Though she isn't always scoring points during meets, Schmidt is important to the team, Sheets said.

“She's constantly working so hard that she really doesn't ever have a bad day of working hard,” Sheets said. “Everyone just kind of looks at it and says, ‘You know, if (Schmidt) can do this, I can do this.'

“The one thing that we say in our program is everyone has to find what their best is. It might not be being a conference champ, but (Schmidt) has found what her best is just by how hard she works.”

“She's always encouraging, always trying to get us to be our best,” Fink said. “That's what you see in a leader. She wants to be the best for this team, and she wants to help any way she can.”

Fink's contributions are a bit more tangible, but she has had to work through her own obstacles.

As a freshman, she set school records in the 200 backstroke and 400 medley relay. The early success, however, meant she would be pressed to duplicate it. She admitted to putting too much pressure on herself and going through the dreaded “sophomore jinx.”

She said this season has gone much better, and she has several runner-up finishes to show for it. She has shifted her mentality to trying to score whatever points she can.

“There's always room for improvement, and I always want to see those first places next to my name,” she said, “but any points that I can contribute to the team is what I like to do.”

Sheets, meanwhile, remains firm in his belief that Fink can be an Atlantic 10 champion before her career is done.

“She's got the ability,” he said. “Sometimes I think her biggest adversary is herself. But she's got all the tools to probably be one of the best swimmers we've ever had.”

And, he said, this team has the potential to be right there when the conference championship is contested in February.

Schmidt said a big reason for the team's rise is its closeness. Her freshman class of swimmers included 13 ladies, which, she said, accounted for more than half the team. She said the freshmen never felt like they were embraced as equals by the older swimmers, and that's something Schmidt vowed to change when her class became sophomores.

“To me it doesn't matter what class you're in. We're all teammates,” she said. “The next year when we were sophomores ... we really tried to hang out with them a lot more and made them feel like they weren't just ‘the freshmen.'

“We were kind of the class that turned the program around, I think, because we made sure that we were one team. And I know (Fink's) class tried to do that when they were sophomores.”

Schmidt would like nothing more than to be a part of a championship team before she graduates. Regardless whatever else she or the Dukes might accomplish, she couldn't be happier with the path she took or with what swimming has done for her.

Perhaps not surprisingly, she gets a bit emotional talking about it.

“Being a college athlete in general makes you a more well-rounded person,” she said. “I think when I go into job interviews, they (see) I haven't had a job during the school year. But to me, being a college athlete at a D-I program is a job.

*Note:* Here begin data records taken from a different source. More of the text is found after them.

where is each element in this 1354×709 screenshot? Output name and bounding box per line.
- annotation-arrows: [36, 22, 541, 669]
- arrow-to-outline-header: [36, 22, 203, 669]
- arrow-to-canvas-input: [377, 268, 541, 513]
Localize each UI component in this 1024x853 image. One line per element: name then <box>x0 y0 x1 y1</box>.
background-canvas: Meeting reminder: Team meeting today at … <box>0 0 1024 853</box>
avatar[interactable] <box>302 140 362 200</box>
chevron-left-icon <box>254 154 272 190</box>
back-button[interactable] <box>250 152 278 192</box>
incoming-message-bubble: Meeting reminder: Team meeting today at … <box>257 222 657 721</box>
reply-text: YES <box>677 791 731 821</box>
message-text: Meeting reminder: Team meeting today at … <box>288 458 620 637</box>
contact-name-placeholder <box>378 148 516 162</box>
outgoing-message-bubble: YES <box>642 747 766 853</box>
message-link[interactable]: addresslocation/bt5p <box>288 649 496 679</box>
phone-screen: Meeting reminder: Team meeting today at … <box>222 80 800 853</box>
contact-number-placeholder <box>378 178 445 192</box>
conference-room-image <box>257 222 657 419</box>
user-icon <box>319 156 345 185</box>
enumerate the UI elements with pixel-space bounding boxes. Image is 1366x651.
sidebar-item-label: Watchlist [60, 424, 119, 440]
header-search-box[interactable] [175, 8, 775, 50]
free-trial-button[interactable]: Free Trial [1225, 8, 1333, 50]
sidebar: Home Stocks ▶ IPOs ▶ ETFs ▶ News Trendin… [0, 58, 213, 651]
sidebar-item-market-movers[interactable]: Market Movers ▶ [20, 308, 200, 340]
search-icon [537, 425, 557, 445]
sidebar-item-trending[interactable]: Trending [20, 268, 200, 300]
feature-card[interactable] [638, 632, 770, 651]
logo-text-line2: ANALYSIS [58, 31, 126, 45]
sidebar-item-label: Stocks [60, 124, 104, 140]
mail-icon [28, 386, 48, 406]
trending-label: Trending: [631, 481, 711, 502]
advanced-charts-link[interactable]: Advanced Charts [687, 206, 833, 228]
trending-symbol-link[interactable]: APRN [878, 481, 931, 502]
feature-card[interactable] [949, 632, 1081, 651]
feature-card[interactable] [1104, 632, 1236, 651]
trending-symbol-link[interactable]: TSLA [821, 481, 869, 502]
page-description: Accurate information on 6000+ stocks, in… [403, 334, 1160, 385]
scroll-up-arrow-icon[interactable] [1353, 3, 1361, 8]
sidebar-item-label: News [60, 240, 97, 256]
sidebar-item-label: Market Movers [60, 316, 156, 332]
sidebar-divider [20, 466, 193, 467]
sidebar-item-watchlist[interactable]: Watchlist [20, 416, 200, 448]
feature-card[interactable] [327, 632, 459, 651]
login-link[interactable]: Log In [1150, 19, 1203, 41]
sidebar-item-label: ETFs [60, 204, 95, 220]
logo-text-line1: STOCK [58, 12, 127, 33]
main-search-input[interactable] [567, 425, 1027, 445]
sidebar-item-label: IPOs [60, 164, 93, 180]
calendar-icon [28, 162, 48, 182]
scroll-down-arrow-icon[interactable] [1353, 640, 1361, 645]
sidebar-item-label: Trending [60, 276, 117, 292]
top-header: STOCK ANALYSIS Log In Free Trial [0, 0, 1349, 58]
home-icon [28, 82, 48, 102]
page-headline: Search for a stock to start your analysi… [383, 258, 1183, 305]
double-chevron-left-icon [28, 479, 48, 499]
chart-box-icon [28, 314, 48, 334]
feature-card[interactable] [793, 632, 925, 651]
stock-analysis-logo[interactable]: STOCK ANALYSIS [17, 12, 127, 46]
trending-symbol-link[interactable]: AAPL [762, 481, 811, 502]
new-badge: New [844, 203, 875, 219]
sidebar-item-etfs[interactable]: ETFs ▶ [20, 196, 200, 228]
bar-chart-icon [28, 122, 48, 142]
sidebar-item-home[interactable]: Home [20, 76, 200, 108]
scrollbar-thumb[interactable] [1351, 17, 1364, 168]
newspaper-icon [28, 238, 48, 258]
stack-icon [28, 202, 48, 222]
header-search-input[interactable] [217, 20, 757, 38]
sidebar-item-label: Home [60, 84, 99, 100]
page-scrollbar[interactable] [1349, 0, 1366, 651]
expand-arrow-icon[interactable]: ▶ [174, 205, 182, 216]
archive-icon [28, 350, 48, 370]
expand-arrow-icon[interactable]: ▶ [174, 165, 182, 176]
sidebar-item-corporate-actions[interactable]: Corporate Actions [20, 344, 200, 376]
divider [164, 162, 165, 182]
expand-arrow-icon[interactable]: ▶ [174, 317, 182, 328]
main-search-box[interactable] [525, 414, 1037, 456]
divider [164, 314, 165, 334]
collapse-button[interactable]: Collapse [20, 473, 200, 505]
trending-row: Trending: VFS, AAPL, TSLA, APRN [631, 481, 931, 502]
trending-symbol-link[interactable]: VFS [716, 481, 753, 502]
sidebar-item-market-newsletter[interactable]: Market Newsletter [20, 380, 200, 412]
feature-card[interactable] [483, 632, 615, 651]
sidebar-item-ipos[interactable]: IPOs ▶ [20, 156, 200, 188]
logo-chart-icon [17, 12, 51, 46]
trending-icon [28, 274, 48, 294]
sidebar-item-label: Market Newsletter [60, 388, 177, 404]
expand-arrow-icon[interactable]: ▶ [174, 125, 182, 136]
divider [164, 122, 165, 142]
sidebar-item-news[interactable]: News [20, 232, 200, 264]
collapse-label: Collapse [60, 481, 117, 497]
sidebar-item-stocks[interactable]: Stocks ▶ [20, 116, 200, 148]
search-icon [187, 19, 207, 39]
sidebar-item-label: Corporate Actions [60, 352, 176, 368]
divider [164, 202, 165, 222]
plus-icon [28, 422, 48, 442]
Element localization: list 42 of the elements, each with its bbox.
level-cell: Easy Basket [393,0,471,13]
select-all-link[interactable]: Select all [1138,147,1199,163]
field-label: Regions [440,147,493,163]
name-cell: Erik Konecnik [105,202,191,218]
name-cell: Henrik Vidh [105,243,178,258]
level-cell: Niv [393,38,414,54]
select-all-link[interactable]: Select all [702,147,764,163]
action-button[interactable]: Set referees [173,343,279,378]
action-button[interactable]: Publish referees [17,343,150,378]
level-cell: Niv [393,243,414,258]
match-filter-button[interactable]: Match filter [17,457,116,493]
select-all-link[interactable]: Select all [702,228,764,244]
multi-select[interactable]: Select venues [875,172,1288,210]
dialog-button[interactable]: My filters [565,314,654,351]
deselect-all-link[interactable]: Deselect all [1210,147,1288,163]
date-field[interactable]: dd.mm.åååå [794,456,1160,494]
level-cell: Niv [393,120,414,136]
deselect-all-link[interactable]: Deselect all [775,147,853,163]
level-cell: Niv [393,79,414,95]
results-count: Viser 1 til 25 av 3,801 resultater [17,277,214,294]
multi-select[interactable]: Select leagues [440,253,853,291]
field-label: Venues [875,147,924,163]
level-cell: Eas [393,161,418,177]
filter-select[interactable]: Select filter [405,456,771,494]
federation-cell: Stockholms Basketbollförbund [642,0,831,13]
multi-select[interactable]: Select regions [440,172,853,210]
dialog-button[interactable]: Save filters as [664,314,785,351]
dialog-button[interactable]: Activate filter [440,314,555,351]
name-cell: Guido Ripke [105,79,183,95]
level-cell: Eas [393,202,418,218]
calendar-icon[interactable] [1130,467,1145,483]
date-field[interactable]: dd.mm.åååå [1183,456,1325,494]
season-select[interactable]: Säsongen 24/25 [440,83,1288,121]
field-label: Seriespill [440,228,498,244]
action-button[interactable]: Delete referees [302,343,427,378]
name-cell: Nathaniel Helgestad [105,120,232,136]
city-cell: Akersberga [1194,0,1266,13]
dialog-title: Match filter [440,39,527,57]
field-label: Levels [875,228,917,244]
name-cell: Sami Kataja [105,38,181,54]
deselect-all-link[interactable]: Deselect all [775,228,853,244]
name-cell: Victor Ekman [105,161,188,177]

“I try to explain to these employers that I think I've learned more from swimming than from a job I would have had during these four years. I've been around a team environment since I was 10 ... and you have to learn how to work with a lot of different personalities.

“It's cliche, but it's what your body can do if you put your mind to it. I think that can carry you over to a real job in the future. Pushing through things and not giving up.”